Mark IV Industries Inc., the local Fortune 500 holding company that grew rapidly in the 1980s by purchasing other businesses, has added another firm to its portfolio -- the sixth acquisition this year.

The Williamsville-based enterprise announced Monday that it has purchased Vapor Corp. for $39.5 million from Brunswick Corp. Vapor, with headquarters in Niles, Ill., and a factory in Montreal, employs 800 people making automatic door opening and air conditioning systems for buses and subway cars.

Mark IV announced in March that it was engaged in talks to buy Vapor but later it indicated those negotiations had broken off. The acquisition is a friendly arrangement because Brunswick, based in Skokie, Ill., is facing financial problems and needs a cash infusion, Brunswick has said.

"We are encouraged by the long-term growth opportunities we see in the domestic and international mass transit markets over the balance of the decade, and we believe Vapor is well positioned, through its relationships with the major railcar and bus vehicle builders, to effectively serve both North American and European markets," Sal H. Alfiero, Mark IV's chairman, said in a prepared statement.

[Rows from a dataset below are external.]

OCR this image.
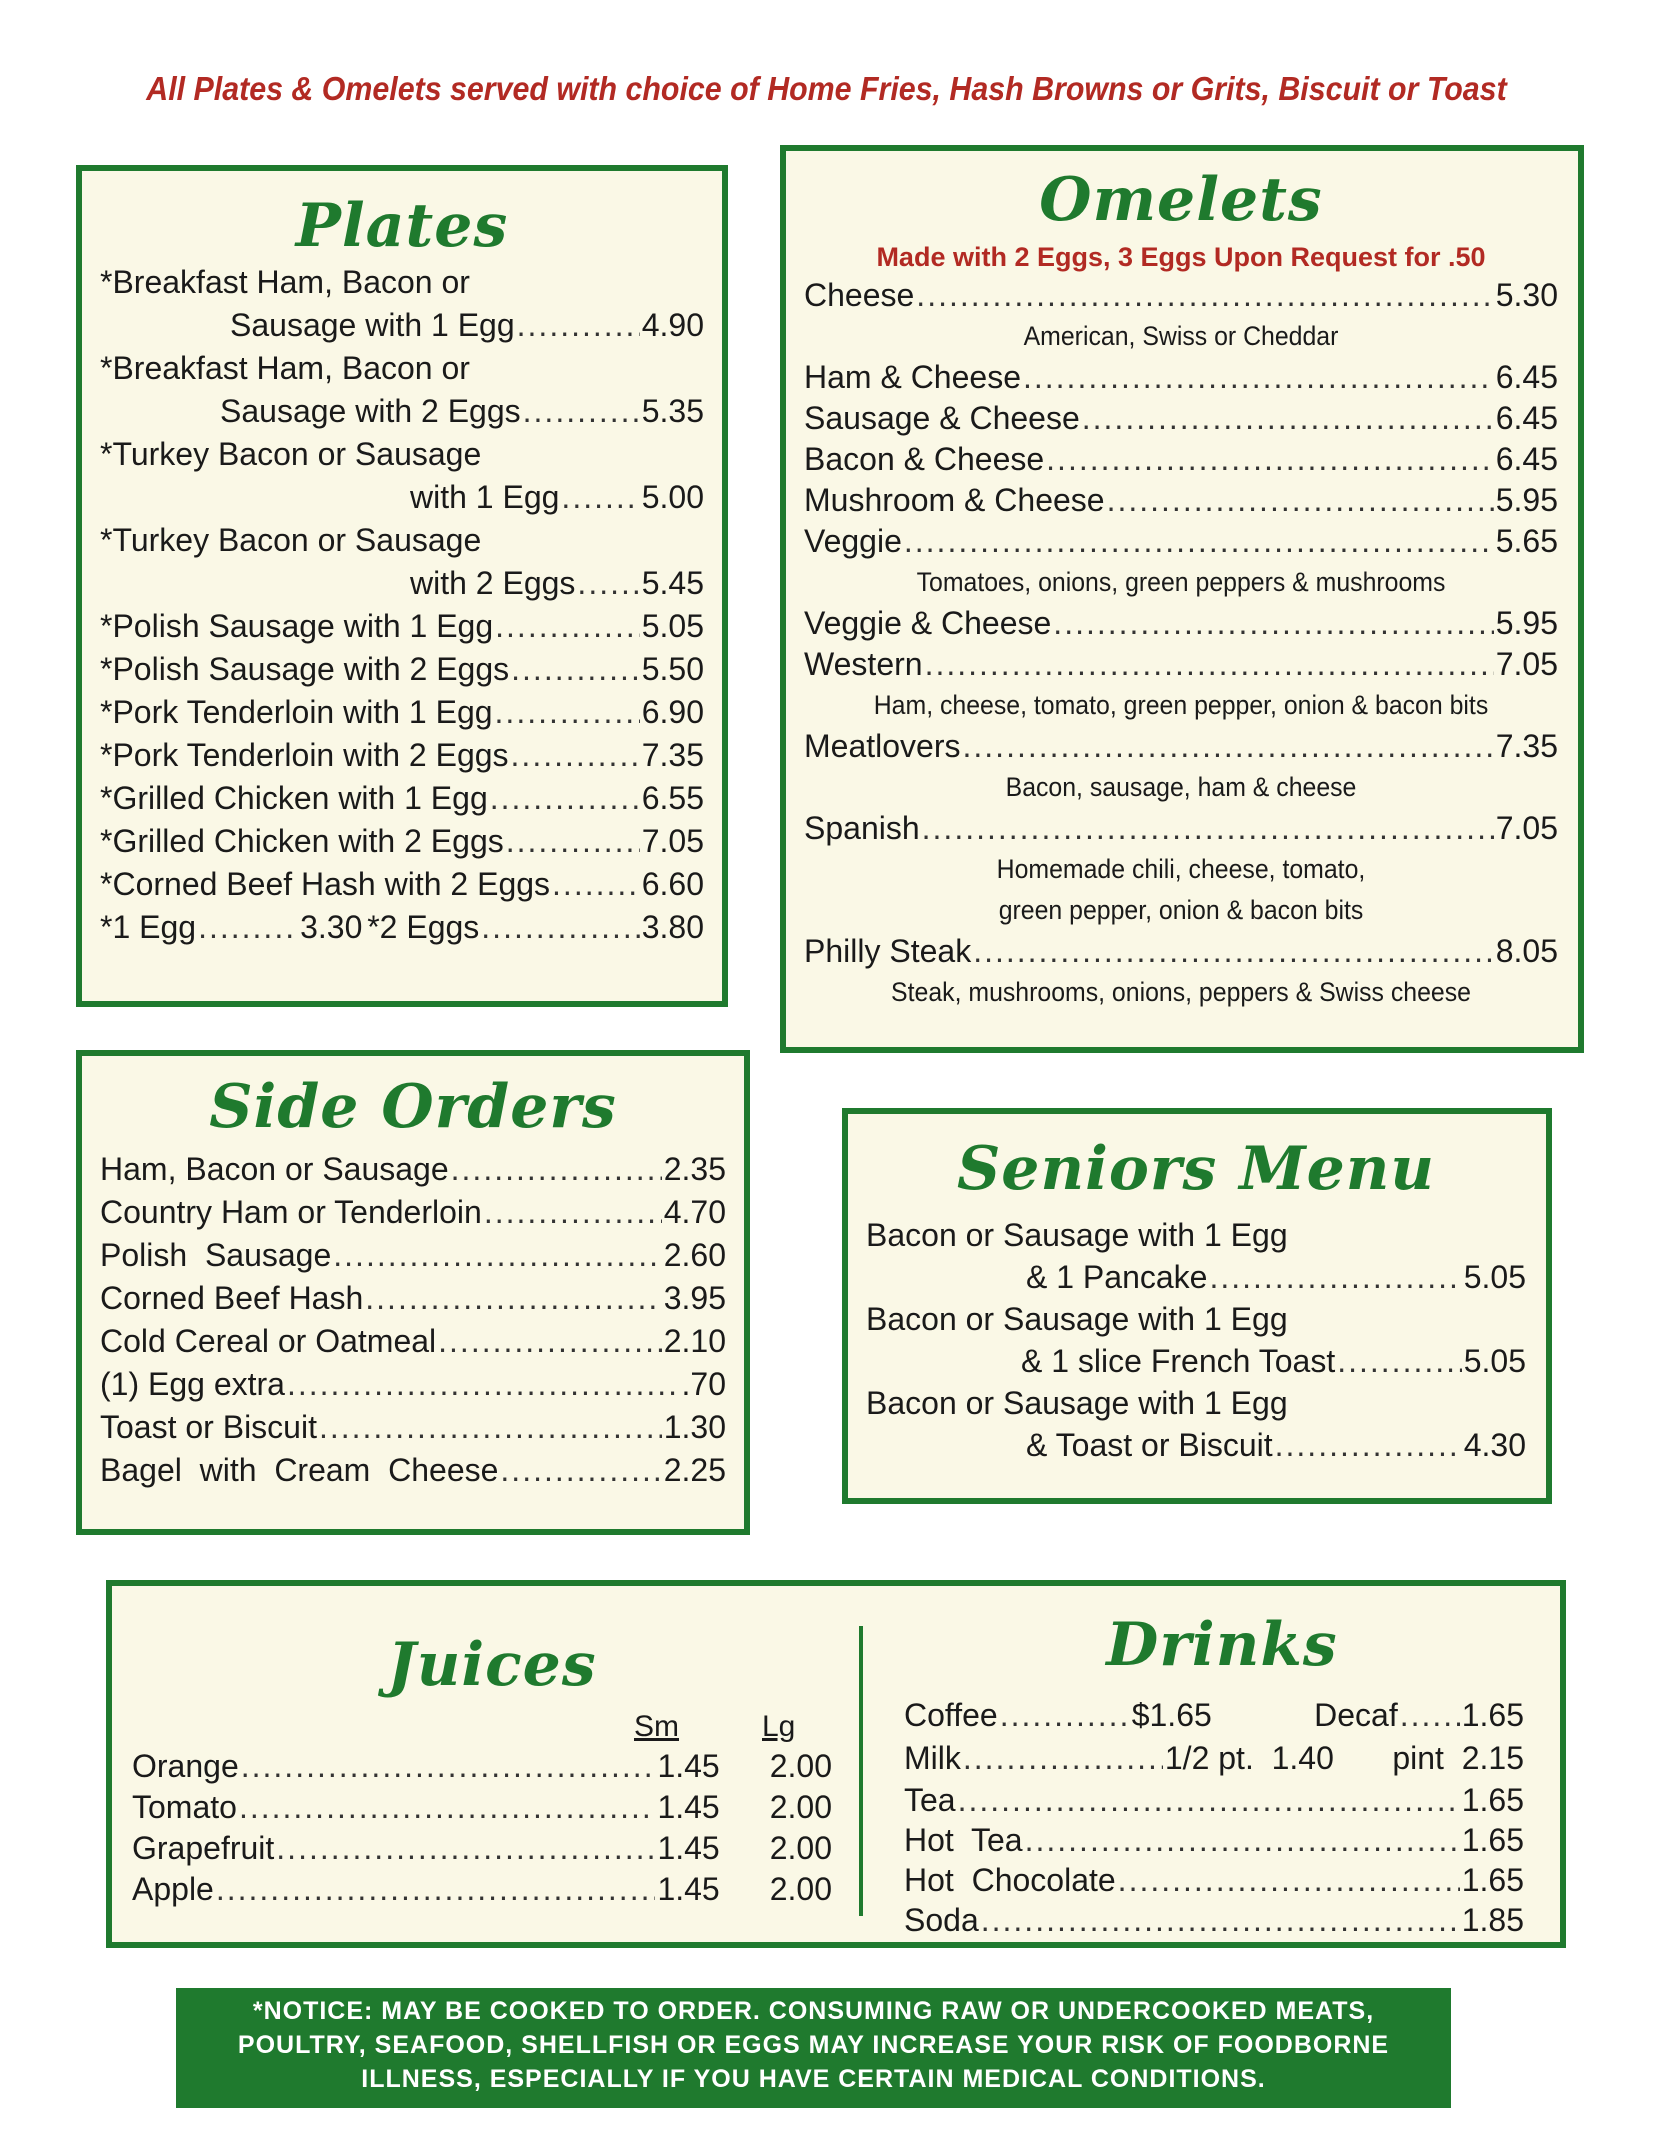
All Plates & Omelets served with choice of Home Fries, Hash Browns or Grits, Biscuit or Toast
Plates
*Breakfast Ham, Bacon or
Sausage with 1 Egg .....	4.90
*Breakfast Ham, Bacon or
Sausage with 2 Eggs .....	5.35
*Turkey Bacon or Sausage
with 1 Egg .....	5.00
*Turkey Bacon or Sausage
with 2 Eggs ..... 5.45
*Polish Sausage with 1 Egg .....	5.05
*Polish Sausage with 2 Eggs .....	5.50
*Pork Tenderloin with 1 Egg .....	6.90
*Pork Tenderloin with 2 Eggs .....	7.35
*Grilled Chicken with 1 Egg .....	6.55
*Grilled Chicken with 2 Eggs .....	7.05
*Corned Beef Hash with 2 Eggs .....	6.60
*1 Egg .....	3.30 *2 Eggs .....	3.80
Omelets
Made with 2 Eggs, 3 Eggs Upon Request for .50
Cheese .....	5.30
American, Swiss or Cheddar
Ham & Cheese .....	6.45
Sausage & Cheese .....	6.45
Bacon & Cheese .....	6.45
Mushroom & Cheese .....	5.95
Veggie .....	5.65
Tomatoes, onions, green peppers & mushrooms
Veggie & Cheese .....	5.95
Western .....	7.05
Ham, cheese, tomato, green pepper, onion & bacon bits
Meatlovers .....	7.35
Bacon, sausage, ham & cheese
Spanish .....	7.05
Homemade chili, cheese, tomato,
green pepper, onion & bacon bits
Philly Steak .....	8.05
Steak, mushrooms, onions, peppers & Swiss cheese
Side Orders
Ham, Bacon or Sausage .....	2.35
Country Ham or Tenderloin .....	4.70
Polish  Sausage .....	2.60
Corned Beef Hash .....	3.95
Cold Cereal or Oatmeal .....	2.10
(1) Egg extra .....	.70
Toast or Biscuit .....	1.30
Bagel  with  Cream  Cheese .....	2.25
Seniors Menu
Bacon or Sausage with 1 Egg
& 1 Pancake .....	5.05
Bacon or Sausage with 1 Egg
& 1 slice French Toast .....	5.05
Bacon or Sausage with 1 Egg
& Toast or Biscuit .....	4.30
Juices
Sm	Lg
Orange .....	1.45 2.00
Tomato .....	1.45 2.00
Grapefruit .....	1.45 2.00
Apple .....	1.45 2.00
Drinks
Coffee .....	$1.65	Decaf ..... 1.65
Milk .....	1/2 pt.  1.40 pint  2.15
Tea .....	1.65
Hot  Tea .....	1.65
Hot  Chocolate .....	1.65
Soda .....	1.85
*NOTICE: MAY BE COOKED TO ORDER. CONSUMING RAW OR UNDERCOOKED MEATS,
POULTRY, SEAFOOD, SHELLFISH OR EGGS MAY INCREASE YOUR RISK OF FOODBORNE
ILLNESS, ESPECIALLY IF YOU HAVE CERTAIN MEDICAL CONDITIONS.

With annual sales of $66 million, Vapor is North America's largest manufacturer of door systems for subway cars, buses and railcars. The Vapor acquisition will boost Mark IV's annual revenues to well over $1 billion.

"The purchase of Vapor Corp. is consistent with our stated program to achieve critical mass in certain of our business groups, through acquisition and internal growth," Alfiero said. He also noted that with the addition of Vapor, annual sales for Mark IV's mass transit and passenger information division will total $174 million.

Vapor's door systems will complement several products manufacturered by other Mark IV subsidiaries, including electromagnetic information display systems and components made by Ferranti-Packard Electronics, traffic signals and controllers manufactured by Automatic Signal and Eagle Signal, large-scale reflective traffic displays produced by the Interstate Highway Company, and the Luminator and Luminator-Lawo-Europa divisions.

Alfiero explained that transportation-related companies like Vapor are good investments because the transit industry is recession proof.

"Domestically, the transit industry is not closely related to the economic cycle, but is dependent upon state, local and federal government funding," he said. "Significant growth is being forecast for the public transit market due tothe need to conserve energy, rebuild and expand our country's infrastructure andreduce pollution, congestion, gridlock and travel time."

Alfiero added: "Public mass transit is expected to be a beneficiary of a portion of the infrastructure allocation from the new gasoline tax." The current federal budget includes a 7 percent increase in funding for mass transit.

Outside the United States, subways, trams and buses are more a part of everyday life because of significantly higher fuel costs. Thus, "the replacement, upgrade and retrofit markets are fueling growth at an accelerated rate," Alfiero said.

Mark IV's acquisition of Vapor is its first transportation-related expansion this year. Four of the other companies are involved in audio equipment and one manufactures garden hoses.